The teen years are a time of exploration and discovery of who we are, and a large part of that exploration is in the realm of sexuality. With the rise of the digital age, we see an increasing amount of this exploration taking place on social media in the form of what is known as ‘sexting’. Sexting is defined as the sharing of sexually explicit messages and/or images via cell phone and other digital means.
Many people tend to associate sexting with teen males and they fail to realize that females are equally involved in this kind of activity.
“I don’t really see a problem with teens sending pictures,” says a female senior Lobo at Chaparral High School (CHS) who wishes to remain anonymous. “It’s our body, so it’s not really anybody else’s business.”
Many teens fail to recognize the risks of sexting, but they are ever present and more dangerous than ever in today’s society “Once you send a picture the other person has it and they can do anything and it’s kind of scary,” says a female freshman at CHS.
Regardless of the risks, several females engage in these activities. “I know it can be dangerous with the wrong person but I trust my boyfriend,” says a senior Lobo. She, along with several other females at CHS, has engaged in these activities multiple times. “It’s not like he’s forcing me to send them so it doesn’t matter.”
On the other side of the same spectrum are the females that send explicit messages and photos because they feel as though they have to. “Sometimes it’s the difference between him loving you and him leaving you,” says a junior Lobo. In situations like this, a teen’s judgment can be clouded by teenage feelings and hormones, leading them to ignore possible risks.
Teens feeling pressured into sending explicit messages and images brings to light a terrifying aspect of teen sexting. At what point does sexting turn from exploration to exploitation? Several teens are either pressured or threatened into sending images that they do not want to send. Blackmail can easily become a part of the process. “He told me if I didn’t send another one he would send my last one to his friend,” says a lobo from CHS. “I guess I felt like I had to or he would start s**t.”
All of this information comes together to show that females as well as males take part in sexting activities. Perhaps sexting is a healthy part of teenage sexual development and perhaps it can be dangerous, but no matter your perspective, it is a fact that teenagers are constantly engaging in sexual activity via their cell phones and computers.
Underage sexting is a crime commonly committed by youth in high schools, middle schools and even some elementary schools nationwide. Chaparral High School’s newspaper, The Howler, looks to shed light on the issue by creating three different stories, one from the perspective of male students who were perpetrators or victims of sexting, one from the perspective of female students who were perpetrators or victims of sexting, and one based on New Mexico and Texas laws governing sexting by minors and sexting between a minor and an adult. The objective of the three stories is to determine the frequency of perpetrators and victims in Chaparral, to warn of the different crimes that are committed through sexting and to express the severity of each crime through possible court sentencing.

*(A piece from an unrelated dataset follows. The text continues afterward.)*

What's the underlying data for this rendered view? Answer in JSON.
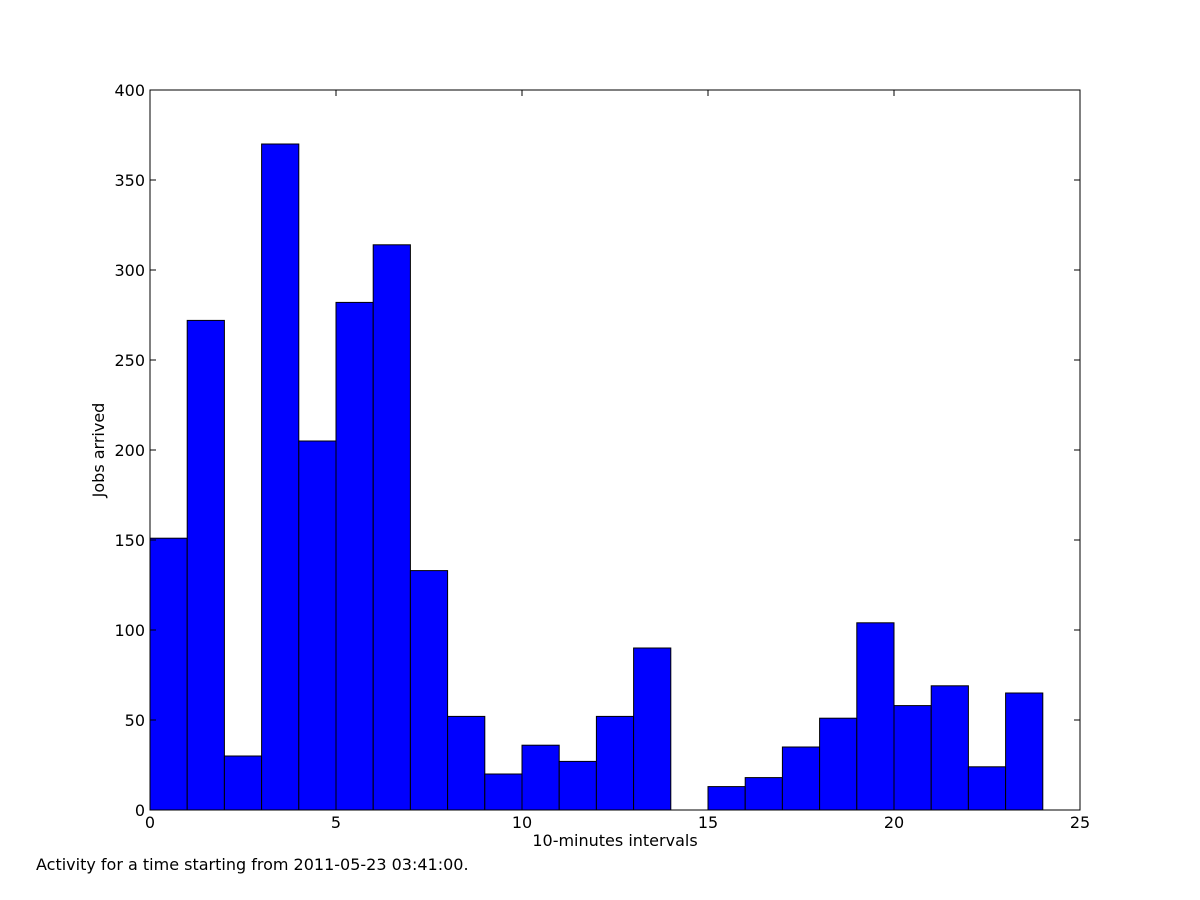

Although the articles are entirely based on Chaparral schools and surrounding areas, they may be used as a starting point to warn students of the severity of sexting and the court sentences that could follow.
The creation of the three stories is based on student input and laws directly from legal sources. Each story is factually accurate meaning that when opinions are used they are intended as opinions and when facts are used they are based on reliable sources. The stories are intended to warn and not to convince but may convince when laws and consequences are highlighted.
The Howler decided to maintain student anonymity to minimize the harm that may be caused. Students were told to describe their situations regarding sexting and The Howler committed to keeping students anonymous so said students would not face legal jeopardy. Information gathered was used purely to inform our readers.